Recognizing the importance of clinical outcomes assessments (COA), the RANO-PRO Working Group recommends inclusion of core symptoms/functions in clinical care/research for malignant glioma patients. This study evaluated the association between the recommended symptoms (pain, perceived cognition, seizures, aphasia, treatment-specific symptoms) and functions (physical: weakness, walking; and role/social: work, usual activities) and disease progression in these patients. MDASI-Brain Tumor and EQ-5D-3L scores, Karnofsky Performance Status (KPS), and Neurologic Function Score (NFS) were evaluated in relation to disease progression by chi-square tests, independent- and paired-samples t-tests, adjusted for multiple comparisons. Our sample included 336 patients with malignant glioma; 82% white, 64% male, median age=52 (21-79). Imaging study revealed disease progression for 46% of patients. All symptoms except seizures and difficulty concentrating were worse in the group whose imaging showed disease progression versus stable disease, as well as the functions of walking, work, activity, and self-care (0.8 < difference < 1.8).

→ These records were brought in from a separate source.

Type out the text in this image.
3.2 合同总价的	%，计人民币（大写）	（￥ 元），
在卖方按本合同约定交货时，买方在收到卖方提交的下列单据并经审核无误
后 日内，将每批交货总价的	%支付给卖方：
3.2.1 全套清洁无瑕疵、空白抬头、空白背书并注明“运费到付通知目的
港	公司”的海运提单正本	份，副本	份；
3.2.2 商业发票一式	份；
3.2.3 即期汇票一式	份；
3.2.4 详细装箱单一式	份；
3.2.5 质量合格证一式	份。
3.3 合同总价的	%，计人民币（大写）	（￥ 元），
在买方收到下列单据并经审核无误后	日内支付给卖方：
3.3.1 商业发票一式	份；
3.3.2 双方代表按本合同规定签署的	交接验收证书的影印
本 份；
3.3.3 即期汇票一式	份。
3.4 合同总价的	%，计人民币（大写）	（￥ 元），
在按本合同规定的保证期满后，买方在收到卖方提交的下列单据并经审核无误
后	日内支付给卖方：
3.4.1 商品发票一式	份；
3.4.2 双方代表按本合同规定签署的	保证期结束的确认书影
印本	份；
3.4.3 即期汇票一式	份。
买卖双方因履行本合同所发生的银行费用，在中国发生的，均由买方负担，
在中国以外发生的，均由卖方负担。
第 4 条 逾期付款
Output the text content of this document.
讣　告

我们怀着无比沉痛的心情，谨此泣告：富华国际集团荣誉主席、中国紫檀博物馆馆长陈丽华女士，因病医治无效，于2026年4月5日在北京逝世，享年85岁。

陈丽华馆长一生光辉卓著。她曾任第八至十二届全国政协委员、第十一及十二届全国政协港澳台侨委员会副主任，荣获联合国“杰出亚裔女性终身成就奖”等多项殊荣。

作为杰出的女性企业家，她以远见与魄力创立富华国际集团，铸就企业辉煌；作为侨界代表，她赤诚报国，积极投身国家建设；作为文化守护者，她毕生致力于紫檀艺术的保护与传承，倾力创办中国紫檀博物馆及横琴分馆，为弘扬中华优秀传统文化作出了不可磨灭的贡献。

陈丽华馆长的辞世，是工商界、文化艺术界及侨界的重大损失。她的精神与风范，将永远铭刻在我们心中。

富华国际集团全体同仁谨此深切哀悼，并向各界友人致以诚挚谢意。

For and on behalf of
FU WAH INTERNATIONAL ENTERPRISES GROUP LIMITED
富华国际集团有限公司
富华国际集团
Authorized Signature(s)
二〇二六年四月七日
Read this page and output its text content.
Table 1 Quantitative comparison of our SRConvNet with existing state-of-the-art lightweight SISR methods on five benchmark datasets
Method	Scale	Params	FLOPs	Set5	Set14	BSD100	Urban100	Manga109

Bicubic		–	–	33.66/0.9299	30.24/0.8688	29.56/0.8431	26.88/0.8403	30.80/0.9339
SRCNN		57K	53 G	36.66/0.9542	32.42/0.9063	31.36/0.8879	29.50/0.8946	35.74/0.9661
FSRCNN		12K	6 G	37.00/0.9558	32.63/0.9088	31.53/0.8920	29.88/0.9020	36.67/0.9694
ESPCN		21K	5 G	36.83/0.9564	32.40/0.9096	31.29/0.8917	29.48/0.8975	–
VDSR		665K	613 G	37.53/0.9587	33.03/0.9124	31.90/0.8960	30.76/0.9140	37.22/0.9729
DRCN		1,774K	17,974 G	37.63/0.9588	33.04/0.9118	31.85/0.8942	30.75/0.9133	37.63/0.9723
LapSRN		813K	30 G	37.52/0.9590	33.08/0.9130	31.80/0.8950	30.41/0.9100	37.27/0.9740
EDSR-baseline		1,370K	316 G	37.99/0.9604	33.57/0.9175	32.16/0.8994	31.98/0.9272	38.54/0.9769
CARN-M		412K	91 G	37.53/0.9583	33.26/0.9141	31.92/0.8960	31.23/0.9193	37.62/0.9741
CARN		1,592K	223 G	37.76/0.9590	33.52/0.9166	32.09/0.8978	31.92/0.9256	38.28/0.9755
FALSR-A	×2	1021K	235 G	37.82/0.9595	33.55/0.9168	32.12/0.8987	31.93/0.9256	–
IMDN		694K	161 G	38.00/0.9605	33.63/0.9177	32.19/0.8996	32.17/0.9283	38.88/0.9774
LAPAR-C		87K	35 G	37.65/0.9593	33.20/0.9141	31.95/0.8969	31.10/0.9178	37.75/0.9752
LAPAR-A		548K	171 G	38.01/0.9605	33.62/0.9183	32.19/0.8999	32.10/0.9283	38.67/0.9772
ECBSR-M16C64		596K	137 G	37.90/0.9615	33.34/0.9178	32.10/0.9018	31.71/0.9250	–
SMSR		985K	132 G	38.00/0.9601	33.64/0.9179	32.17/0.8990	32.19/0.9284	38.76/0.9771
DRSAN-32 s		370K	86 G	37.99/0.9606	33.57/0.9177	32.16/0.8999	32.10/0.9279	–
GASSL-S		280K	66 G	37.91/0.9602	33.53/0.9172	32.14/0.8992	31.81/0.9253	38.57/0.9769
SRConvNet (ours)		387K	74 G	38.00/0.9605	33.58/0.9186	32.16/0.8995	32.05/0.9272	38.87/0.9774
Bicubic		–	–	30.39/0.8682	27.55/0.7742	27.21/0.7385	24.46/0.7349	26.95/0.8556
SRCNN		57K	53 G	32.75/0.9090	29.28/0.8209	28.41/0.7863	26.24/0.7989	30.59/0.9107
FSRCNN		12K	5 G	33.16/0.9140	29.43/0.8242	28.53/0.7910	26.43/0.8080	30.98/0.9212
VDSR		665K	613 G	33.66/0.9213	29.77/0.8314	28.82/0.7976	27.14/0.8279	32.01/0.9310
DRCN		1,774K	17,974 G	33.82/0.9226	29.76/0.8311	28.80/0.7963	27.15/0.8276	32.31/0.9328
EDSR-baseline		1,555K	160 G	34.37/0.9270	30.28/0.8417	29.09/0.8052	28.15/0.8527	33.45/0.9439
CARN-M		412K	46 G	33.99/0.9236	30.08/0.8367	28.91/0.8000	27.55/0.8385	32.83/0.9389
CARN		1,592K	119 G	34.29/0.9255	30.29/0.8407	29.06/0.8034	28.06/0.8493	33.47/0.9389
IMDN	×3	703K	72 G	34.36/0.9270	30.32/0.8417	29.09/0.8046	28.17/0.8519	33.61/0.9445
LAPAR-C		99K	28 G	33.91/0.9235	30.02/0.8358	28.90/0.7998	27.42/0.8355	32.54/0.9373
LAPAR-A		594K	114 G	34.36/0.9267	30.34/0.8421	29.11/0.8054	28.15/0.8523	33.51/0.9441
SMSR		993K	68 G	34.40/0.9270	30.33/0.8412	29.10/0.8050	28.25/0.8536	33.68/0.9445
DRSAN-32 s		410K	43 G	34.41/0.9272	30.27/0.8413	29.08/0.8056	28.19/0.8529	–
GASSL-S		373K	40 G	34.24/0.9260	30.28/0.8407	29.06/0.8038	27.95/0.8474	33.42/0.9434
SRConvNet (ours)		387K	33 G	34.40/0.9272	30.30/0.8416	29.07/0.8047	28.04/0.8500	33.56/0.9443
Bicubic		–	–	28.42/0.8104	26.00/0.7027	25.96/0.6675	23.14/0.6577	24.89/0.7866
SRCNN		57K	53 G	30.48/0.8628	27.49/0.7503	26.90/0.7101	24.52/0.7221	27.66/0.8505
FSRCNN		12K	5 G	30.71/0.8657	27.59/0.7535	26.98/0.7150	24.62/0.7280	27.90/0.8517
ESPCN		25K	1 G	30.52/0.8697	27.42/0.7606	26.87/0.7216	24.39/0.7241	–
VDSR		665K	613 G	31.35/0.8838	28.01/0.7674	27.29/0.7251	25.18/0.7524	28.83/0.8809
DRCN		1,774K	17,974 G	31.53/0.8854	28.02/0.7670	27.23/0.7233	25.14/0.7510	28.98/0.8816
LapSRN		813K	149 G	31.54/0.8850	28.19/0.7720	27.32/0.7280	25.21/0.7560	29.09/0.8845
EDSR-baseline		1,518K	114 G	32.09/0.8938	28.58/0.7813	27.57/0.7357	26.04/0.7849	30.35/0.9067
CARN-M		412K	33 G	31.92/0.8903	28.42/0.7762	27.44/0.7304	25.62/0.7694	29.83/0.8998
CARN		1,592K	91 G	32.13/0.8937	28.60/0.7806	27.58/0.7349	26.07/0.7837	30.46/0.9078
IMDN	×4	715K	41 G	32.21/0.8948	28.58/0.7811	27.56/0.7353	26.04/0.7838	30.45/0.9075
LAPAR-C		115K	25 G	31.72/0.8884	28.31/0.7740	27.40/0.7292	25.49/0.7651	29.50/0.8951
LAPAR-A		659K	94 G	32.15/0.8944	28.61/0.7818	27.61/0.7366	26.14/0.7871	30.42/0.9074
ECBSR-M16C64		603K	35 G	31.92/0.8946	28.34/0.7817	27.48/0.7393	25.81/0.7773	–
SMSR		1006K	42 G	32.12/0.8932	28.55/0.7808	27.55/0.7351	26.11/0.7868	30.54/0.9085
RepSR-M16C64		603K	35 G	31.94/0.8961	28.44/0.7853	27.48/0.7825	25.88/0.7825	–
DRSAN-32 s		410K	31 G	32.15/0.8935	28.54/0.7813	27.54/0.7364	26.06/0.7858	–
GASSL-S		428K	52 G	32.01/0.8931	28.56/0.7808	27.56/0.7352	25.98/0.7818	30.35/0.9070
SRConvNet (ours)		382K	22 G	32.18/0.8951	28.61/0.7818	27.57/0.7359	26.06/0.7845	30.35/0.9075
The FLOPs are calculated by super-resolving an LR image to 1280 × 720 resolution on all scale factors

Patients with disease progression were 4 times more likely to have a poor KPS (≤ 80) and worse NFS. Among patients with disease progression (n=112), all symptoms, except seizures, worsened from first assessment to time of progression. Up to 22% of patients reported worsening mobility, self-care, and usual activity; 46% and 35% had worsened KPS and NFS, respectively. Seven symptoms and functions were each individually reported by at least 10% of patients as having worsened the most. Worsening of symptoms and functions was not observed among patients with stable disease, except in difficulty understanding. Identified core symptoms/functions worsen at the time of progression demonstrating the relationship between priority constructs and a traditional tumor response measure while highlighting the importance of longitudinal collection of COA. The pattern of worsening was observed via both patient- and clinician-reported outcomes, emphasizing the utility of COA in clinical care and clinical trials.